Ever wondered what is so smart about a smartwatch?

Fossil seems to have figured that out.

The world’s 4th biggest watch manufacturer, responsible for nearly 5% of global timepiece sales, has launched a series of traditional analog watches equipped with an activity tracker, automatic time setting, and vibration notification, ahead of the holiday sales season.

In an era of smartwatches, when a company launches analog timepieces clearly the company has a strategy in mind that is not so obvious. It appears that Fossil has figured out it does not want you to bury your geeky head into just a pretty case.

After all, features are what gives a watch its smart tag.

In fact, way back in March, Fossil had pledged that it would sell more than 100 different types of smartwatches for the 2016 holidays and it has just delivered on its promise.

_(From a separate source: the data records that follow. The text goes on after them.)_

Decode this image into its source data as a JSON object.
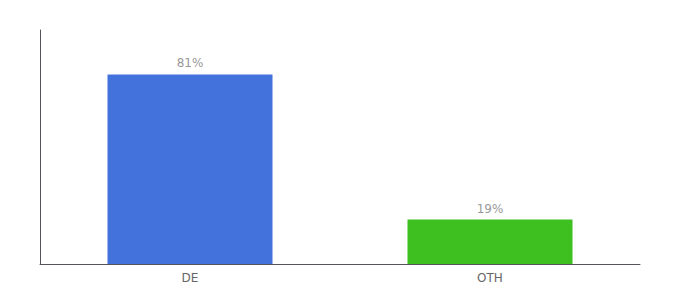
{
  "chart_data": {
    "type": "bar",
    "categories": [
      "DE",
      "OTH"
    ],
    "values": [
      81,
      19
    ],
    "value_labels": [
      "81%",
      "19%"
    ],
    "colors": [
      "#4472DD",
      "#3DC020"
    ],
    "ylim": [
      0,
      100
    ],
    "data_labels": true,
    "tick_labels": "x",
    "grid": false
  }
}
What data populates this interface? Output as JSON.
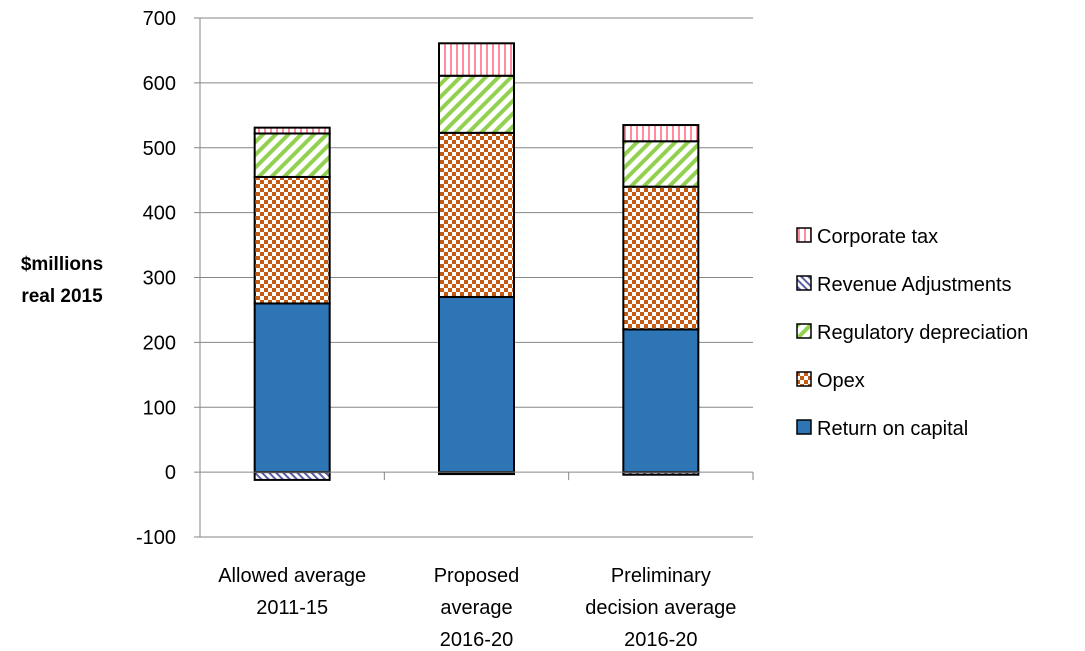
{
  "chart_data": {
    "type": "bar",
    "stacked": true,
    "ylabel_lines": [
      "$millions",
      "real 2015"
    ],
    "ylim": [
      -100,
      700
    ],
    "yticks": [
      -100,
      0,
      100,
      200,
      300,
      400,
      500,
      600,
      700
    ],
    "grid": true,
    "legend_position": "right",
    "categories": [
      [
        "Allowed average",
        "2011-15"
      ],
      [
        "Proposed",
        "average",
        "2016-20"
      ],
      [
        "Preliminary",
        "decision average",
        "2016-20"
      ]
    ],
    "series": [
      {
        "name": "Return on capital",
        "values": [
          260,
          270,
          220
        ],
        "color": "#2e75b6",
        "pattern": "solid"
      },
      {
        "name": "Opex",
        "values": [
          195,
          253,
          220
        ],
        "color": "#c55a11",
        "pattern": "checker"
      },
      {
        "name": "Regulatory depreciation",
        "values": [
          67,
          88,
          70
        ],
        "color": "#92d050",
        "pattern": "diagonal"
      },
      {
        "name": "Revenue Adjustments",
        "values": [
          -12,
          -3,
          -4
        ],
        "color": "#5b5ea6",
        "pattern": "backdiagonal"
      },
      {
        "name": "Corporate tax",
        "values": [
          9,
          50,
          25
        ],
        "color": "#ff99a8",
        "pattern": "vertical"
      }
    ],
    "legend_order": [
      "Corporate tax",
      "Revenue Adjustments",
      "Regulatory depreciation",
      "Opex",
      "Return on capital"
    ]
  }
}
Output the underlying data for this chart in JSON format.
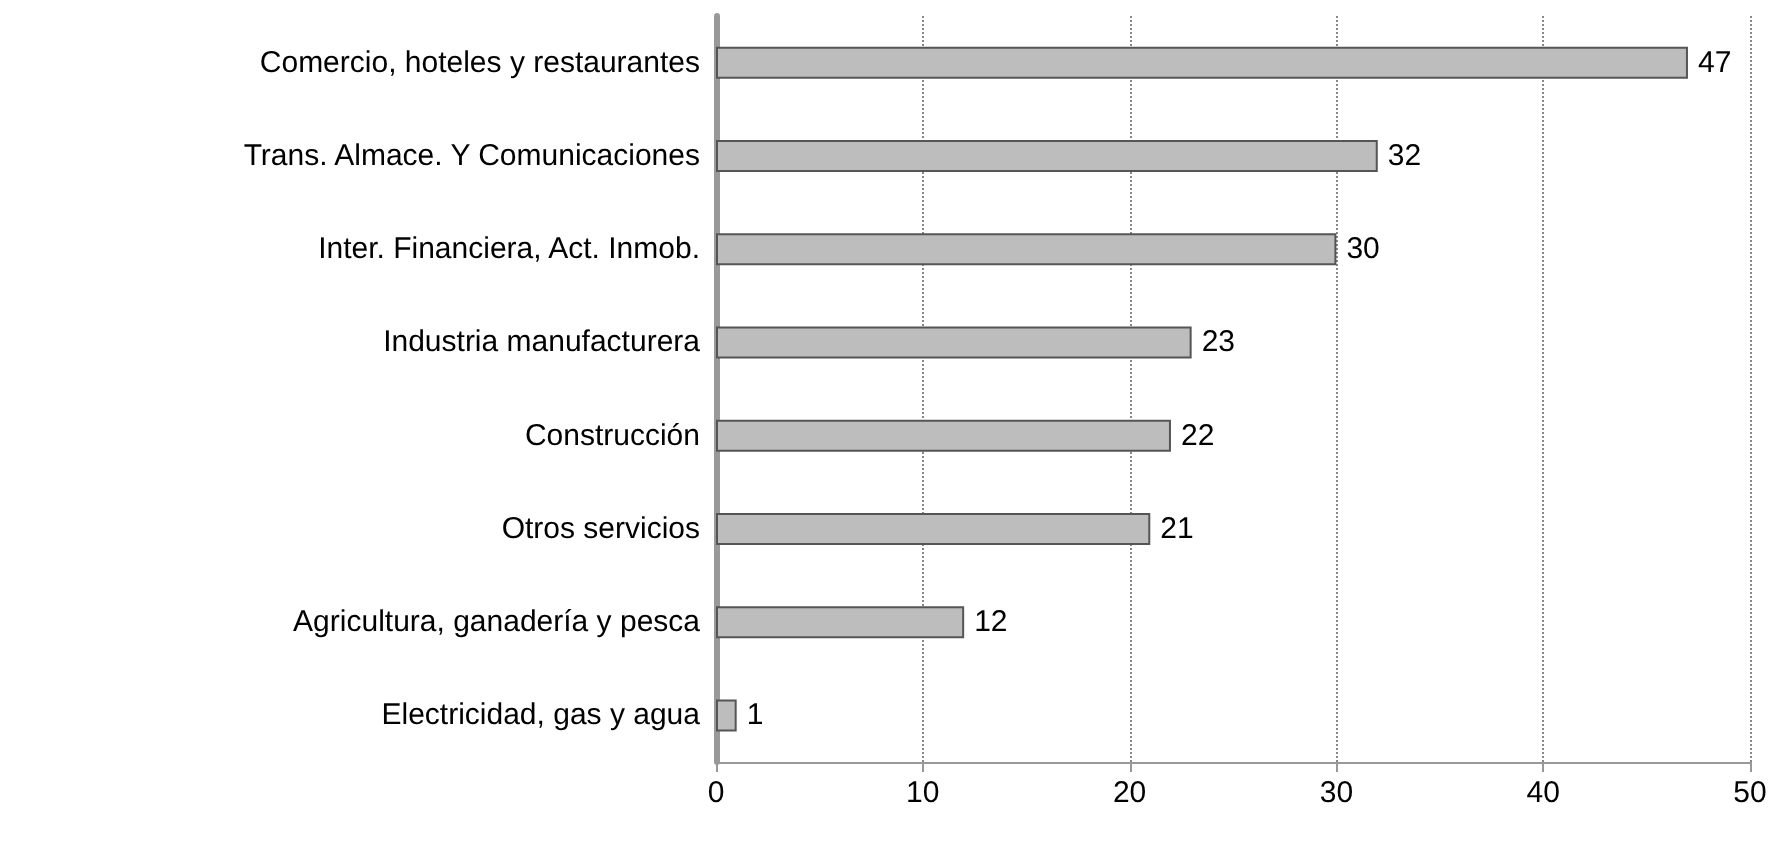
{
  "chart_data": {
    "type": "bar",
    "orientation": "horizontal",
    "categories": [
      "Comercio, hoteles y restaurantes",
      "Trans. Almace. Y Comunicaciones",
      "Inter. Financiera, Act. Inmob.",
      "Industria manufacturera",
      "Construcción",
      "Otros servicios",
      "Agricultura, ganadería y pesca",
      "Electricidad, gas y agua"
    ],
    "values": [
      47,
      32,
      30,
      23,
      22,
      21,
      12,
      1
    ],
    "color": "#bdbdbd",
    "xlim": [
      0,
      50
    ],
    "xticks": [
      0,
      10,
      20,
      30,
      40,
      50
    ],
    "grid": "x",
    "data_labels": true
  }
}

The majority of its offerings, including the Skagen Hagen Connected and the Misfit Phase have analog dials, but they can connect to your smartphone and provide activity tracking and other notifications.

In Skagen’s case, the watch can also be used as a physical button to control functions on your phone and even trigger your smartphone’s camera or play back music.

Fossil’s latest offerings subscribe to a branch of design that has been popularized by Withings, which has produced hybrid-analog watches since 2014.

If you are wondering why then Withings’ Steel isn’t called termed as a smartwatch, well, it turns out that the line between a watch and a smartwatch is pretty blurry and is getting progressively blurrier every day.

While conventional wisdom will dictate that watches such as Moto 360, Apple Watch or those in Samsung’s Gear range be termed as smartwatches, while the rest aren’t; unfortunately, things are not so black and white.

This narrow definition excludes devices that lack a high-res display but otherwise do a similar job, such as Garmin’s Fenix and the Pebble. But what could act as a dividing line could be those that provide fitness tracking.

Turns out consumers aren’t too enamoured with the idea of smartwatches which offer a wide variety of functions simply because they essentially act as a companion to our smartphone.

Again, this is not entirely true. According to IDC, 2.7 million smartwatches have shipped in the most recent quarter, of which Apple Watch took the lion’s share. IDC believes that 41.8 million “regular” watches have been sold in 2016.

It is in this grey zone, between regular and smartwatches that companies such as Fossil and Withings hope to make a killing.

These companies can not only provide most of the functionalities of the smartwatches without making it took too geeky. Even Apple had to concede that fitness trackers are the main driving force behind the sale of its Apple Watch. Ever noticed how the marketing of the Apple Watch 2 emphasized on helping people get fitter, healthier and more active?

This is true for Android Wear too: while first generation devices were predominantly more futuristic in their design, contemporary ones are almost indistinguishable from traditional timepieces.

What is really weird is that it would appear if a watch brand wants to go the smart way, it’ll have to hide its technical smartness from the consumer.